MemMolt vs opencode-mem
Structured long-term memory over MCP: an enforced bucket-thread-memo hierarchy in one SQLite file, hybrid FTS5 + vector search fused with RRF, local embeddings. — versus — OpenCode plugin giving coding agents persistent cross-session memory — local SQLite + vector search, automatic memory capture, user-profile learning, and a web UI. Nothing leaves your machine.
Local SQLite+vector agent memory either way: opencode-mem auto-captures per-session for OpenCode; MemMolt is deliberate, structured recall for any MCP client.
| MemMolt | opencode-mem | |
|---|---|---|
| Stars | 4 | 1.1k |
| Forks | 0 | 113 |
| Language | JavaScript | TypeScript |
| License | MIT | — |
| Last activity | 3 months ago | 6 days ago |
| Topics | memory | memory, coding |
| Curated connections | 2 | 3 |
MemMolt — the curator's take
The anti-sprawl memory play: a forced 3-level hierarchy the agent can't turn into a jungle, with ~10ms hybrid search from a single SQLite file and zero cloud calls. Young and tiny (4 stars) — the schema idea is worth studying even if you don't adopt it. Skip if you want auto-capture; this is deliberate, curated memory.
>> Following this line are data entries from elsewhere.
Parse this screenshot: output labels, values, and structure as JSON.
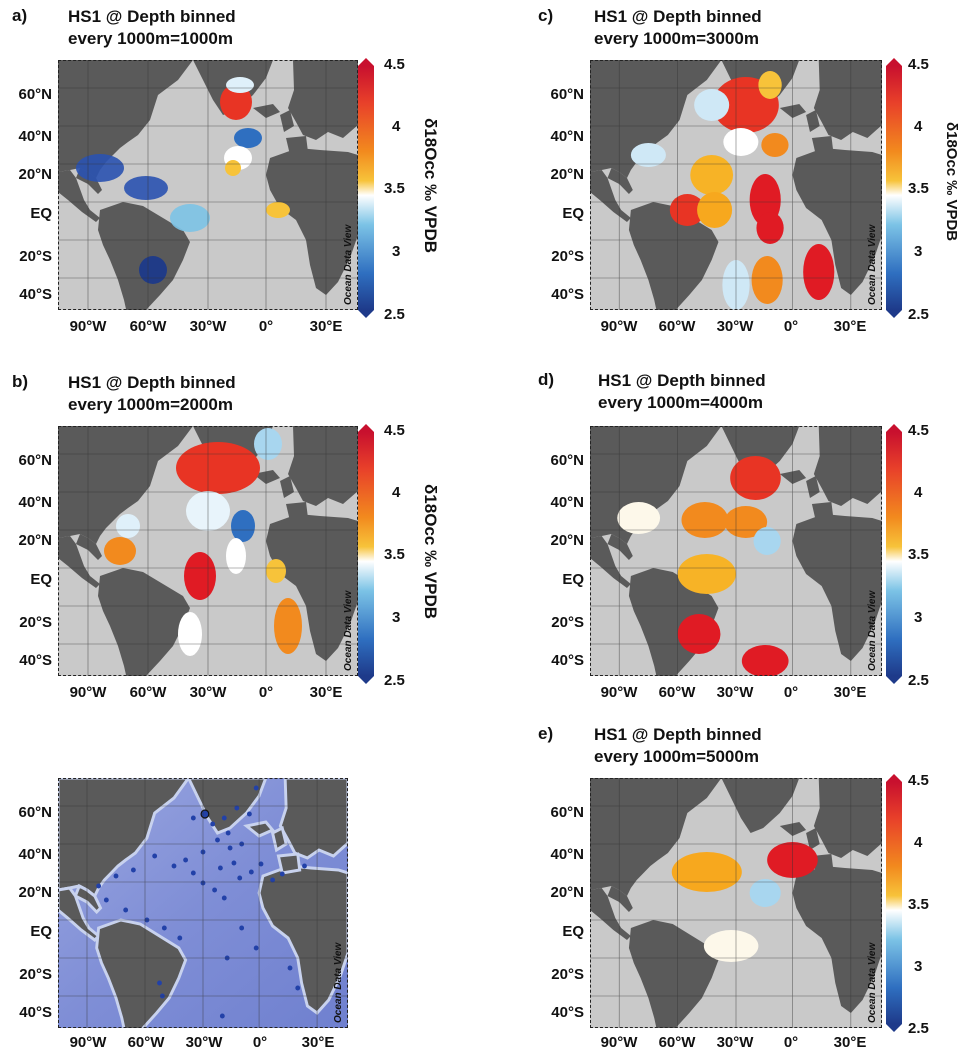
{
  "colorbar": {
    "ticks": [
      "4.5",
      "4",
      "3.5",
      "3",
      "2.5"
    ],
    "unit": "δ18Occ ‰ VPDB",
    "min": 2.5,
    "max": 4.5
  },
  "watermark": "Ocean Data View",
  "lat_labels": [
    "60°N",
    "40°N",
    "20°N",
    "EQ",
    "20°S",
    "40°S"
  ],
  "lon_labels": [
    "90°W",
    "60°W",
    "30°W",
    "0°",
    "30°E"
  ],
  "colors": {
    "land": "#5a5a5a",
    "ocean": "#c9c9c9",
    "bathymetry_deep": "#6c7fce",
    "bathymetry_shallow": "#b9c6e8"
  },
  "panels": [
    {
      "label": "a)",
      "title1": "HS1 @ Depth binned",
      "title2": "every 1000m=1000m"
    },
    {
      "label": "b)",
      "title1": "HS1 @ Depth binned",
      "title2": "every 1000m=2000m"
    },
    {
      "label": "c)",
      "title1": "HS1 @ Depth binned",
      "title2": "every 1000m=3000m"
    },
    {
      "label": "d)",
      "title1": "HS1 @ Depth binned",
      "title2": "every 1000m=4000m"
    },
    {
      "label": "e)",
      "title1": "HS1 @ Depth binned",
      "title2": "every 1000m=5000m"
    },
    {
      "label": "",
      "title1": "",
      "title2": ""
    }
  ]
}
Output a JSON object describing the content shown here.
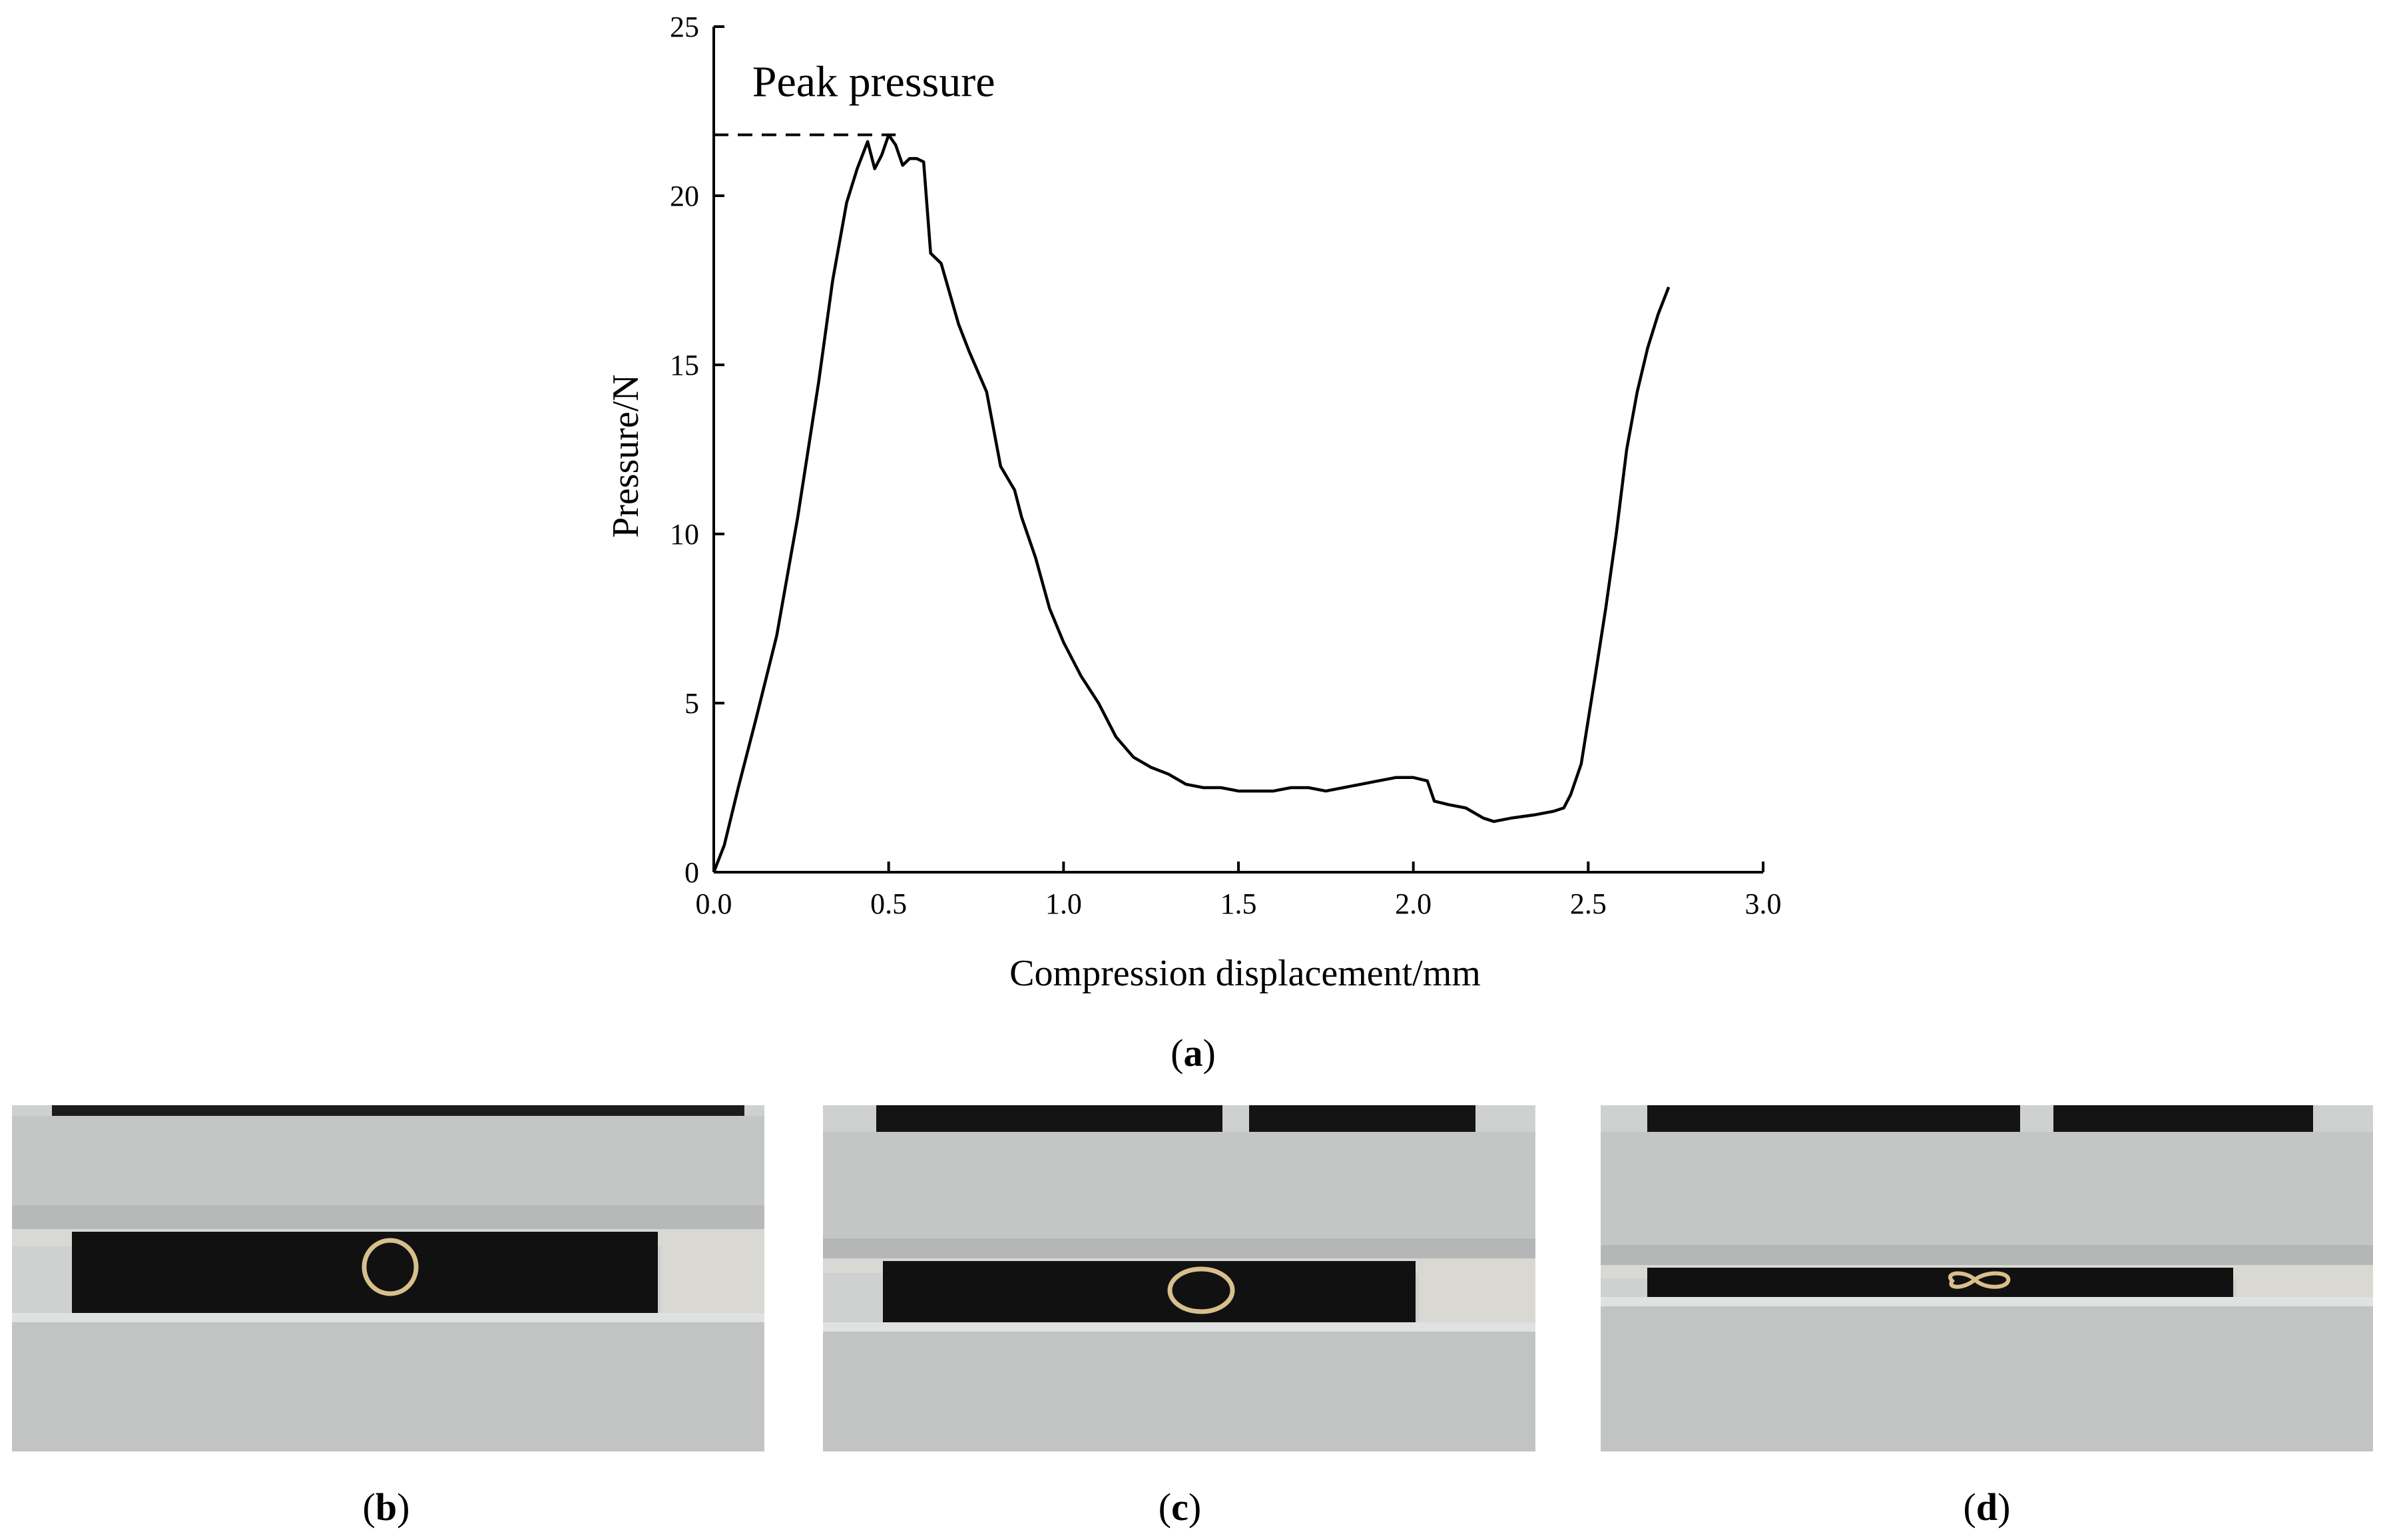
{
  "chart_data": {
    "type": "line",
    "title": "",
    "xlabel": "Compression displacement/mm",
    "ylabel": "Pressure/N",
    "xlim": [
      0,
      3.0
    ],
    "ylim": [
      0,
      25
    ],
    "xticks": [
      "0.0",
      "0.5",
      "1.0",
      "1.5",
      "2.0",
      "2.5",
      "3.0"
    ],
    "yticks": [
      "0",
      "5",
      "10",
      "15",
      "20",
      "25"
    ],
    "grid": false,
    "legend": "none",
    "annotation": {
      "text": "Peak pressure",
      "value": 21.8,
      "style": "dashed line from y-axis to peak"
    },
    "series": [
      {
        "color": "#000000",
        "x": [
          0.0,
          0.03,
          0.07,
          0.12,
          0.18,
          0.24,
          0.3,
          0.34,
          0.38,
          0.41,
          0.44,
          0.46,
          0.48,
          0.5,
          0.52,
          0.54,
          0.56,
          0.58,
          0.6,
          0.62,
          0.65,
          0.7,
          0.73,
          0.78,
          0.82,
          0.86,
          0.88,
          0.92,
          0.96,
          1.0,
          1.05,
          1.1,
          1.15,
          1.2,
          1.25,
          1.3,
          1.35,
          1.4,
          1.45,
          1.5,
          1.55,
          1.6,
          1.65,
          1.7,
          1.75,
          1.8,
          1.85,
          1.9,
          1.95,
          2.0,
          2.04,
          2.06,
          2.1,
          2.15,
          2.2,
          2.23,
          2.28,
          2.35,
          2.4,
          2.43,
          2.45,
          2.48,
          2.5,
          2.52,
          2.55,
          2.58,
          2.61,
          2.64,
          2.67,
          2.7,
          2.73
        ],
        "y": [
          0.0,
          0.8,
          2.5,
          4.5,
          7.0,
          10.5,
          14.5,
          17.5,
          19.8,
          20.8,
          21.6,
          20.8,
          21.2,
          21.8,
          21.5,
          20.9,
          21.1,
          21.1,
          21.0,
          18.3,
          18.0,
          16.2,
          15.4,
          14.2,
          12.0,
          11.3,
          10.5,
          9.3,
          7.8,
          6.8,
          5.8,
          5.0,
          4.0,
          3.4,
          3.1,
          2.9,
          2.6,
          2.5,
          2.5,
          2.4,
          2.4,
          2.4,
          2.5,
          2.5,
          2.4,
          2.5,
          2.6,
          2.7,
          2.8,
          2.8,
          2.7,
          2.1,
          2.0,
          1.9,
          1.6,
          1.5,
          1.6,
          1.7,
          1.8,
          1.9,
          2.3,
          3.2,
          4.5,
          5.8,
          7.8,
          10.0,
          12.5,
          14.2,
          15.5,
          16.5,
          17.3
        ]
      }
    ]
  },
  "panels": {
    "a": "a",
    "b": "b",
    "c": "c",
    "d": "d"
  }
}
opencode-mem — the curator's take
For OpenCode users tired of re-explaining their architecture every session: auto-capture summarizes each prompt's work via a background structured-output call that reuses your existing opencode provider auth, memories inject into the first chat message, and the `.opencode-mem-project` marker file solves multi-repo workspaces properly (directory-driven identity, not env vars). A real web UI at :4747 for browsing what it learned. NOT for Claude Code — this is OpenCode-specific; pro-workflow and claude-reflect are the equivalents on that side. Auto-capture needs a provider that speaks structured output, and the default local embedding model downloads on first use. Inspired by opencode-supermemory, but local-first.